Related Work & Insights¶
- Chain-of-Table (Wang et al., 2024): Simplifies reasoning by reordering, extracting, and filtering table data. It performs excellently in structural processing and mathematical reasoning but struggles to integrate metadata and background knowledge.
- TableLlama (Zhang et al., 2024b): A general table model fine-tuned on 14 datasets, yet it is computationally expensive.

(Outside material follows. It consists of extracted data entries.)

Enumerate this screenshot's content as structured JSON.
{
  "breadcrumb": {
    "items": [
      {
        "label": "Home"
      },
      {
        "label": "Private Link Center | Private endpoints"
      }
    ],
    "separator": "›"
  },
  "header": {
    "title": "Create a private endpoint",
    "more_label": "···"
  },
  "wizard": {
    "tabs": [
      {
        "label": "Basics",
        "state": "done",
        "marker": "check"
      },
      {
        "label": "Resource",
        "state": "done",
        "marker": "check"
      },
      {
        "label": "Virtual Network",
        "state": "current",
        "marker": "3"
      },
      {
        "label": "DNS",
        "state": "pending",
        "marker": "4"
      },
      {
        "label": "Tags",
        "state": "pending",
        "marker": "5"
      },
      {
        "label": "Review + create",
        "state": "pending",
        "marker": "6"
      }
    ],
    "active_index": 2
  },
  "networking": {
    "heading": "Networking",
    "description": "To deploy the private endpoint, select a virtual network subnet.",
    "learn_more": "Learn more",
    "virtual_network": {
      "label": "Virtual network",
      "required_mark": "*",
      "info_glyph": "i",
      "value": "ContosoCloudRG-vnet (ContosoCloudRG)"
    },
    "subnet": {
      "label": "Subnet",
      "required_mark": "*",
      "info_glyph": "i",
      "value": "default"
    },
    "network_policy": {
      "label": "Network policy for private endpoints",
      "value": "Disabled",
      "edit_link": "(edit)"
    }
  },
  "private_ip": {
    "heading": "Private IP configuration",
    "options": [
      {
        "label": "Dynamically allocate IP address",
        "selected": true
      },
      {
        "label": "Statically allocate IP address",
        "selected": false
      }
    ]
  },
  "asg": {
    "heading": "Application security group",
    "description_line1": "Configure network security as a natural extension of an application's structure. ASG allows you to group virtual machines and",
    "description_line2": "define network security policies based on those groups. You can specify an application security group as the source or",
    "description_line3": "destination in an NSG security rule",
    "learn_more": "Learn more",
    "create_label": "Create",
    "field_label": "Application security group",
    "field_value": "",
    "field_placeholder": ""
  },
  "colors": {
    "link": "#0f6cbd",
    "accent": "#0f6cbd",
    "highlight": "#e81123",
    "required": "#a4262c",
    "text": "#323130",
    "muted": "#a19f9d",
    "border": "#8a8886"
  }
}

- FeTaQA (Nan et al., 2022): A key reference benchmark for table explanation; the dataset used in Tabular-TX is similar but focuses on the Korean administrative domain.
- Insight: Combining the tabular manipulation capabilities of Chain-of-Table with the structured output format of Tabular-TX could yield a more robust table summarization system.
Rating¶
- Novelty: ⭐⭐⭐⭐ The combination of the TX output structure and the journalist persona is a novel prompt engineering approach.
- Experimental Thoroughness: ⭐⭐⭐ The core comparison is sufficient, but it lacks detailed ablation studies and cross-lingual validation.
- Writing Quality: ⭐⭐⭐⭐ The method is clearly described with abundant examples, but the paper is relatively short.
- Value: ⭐⭐⭐⭐ High practical value for low-resource table summarization scenarios, with promising potential for generalizing the TX structure.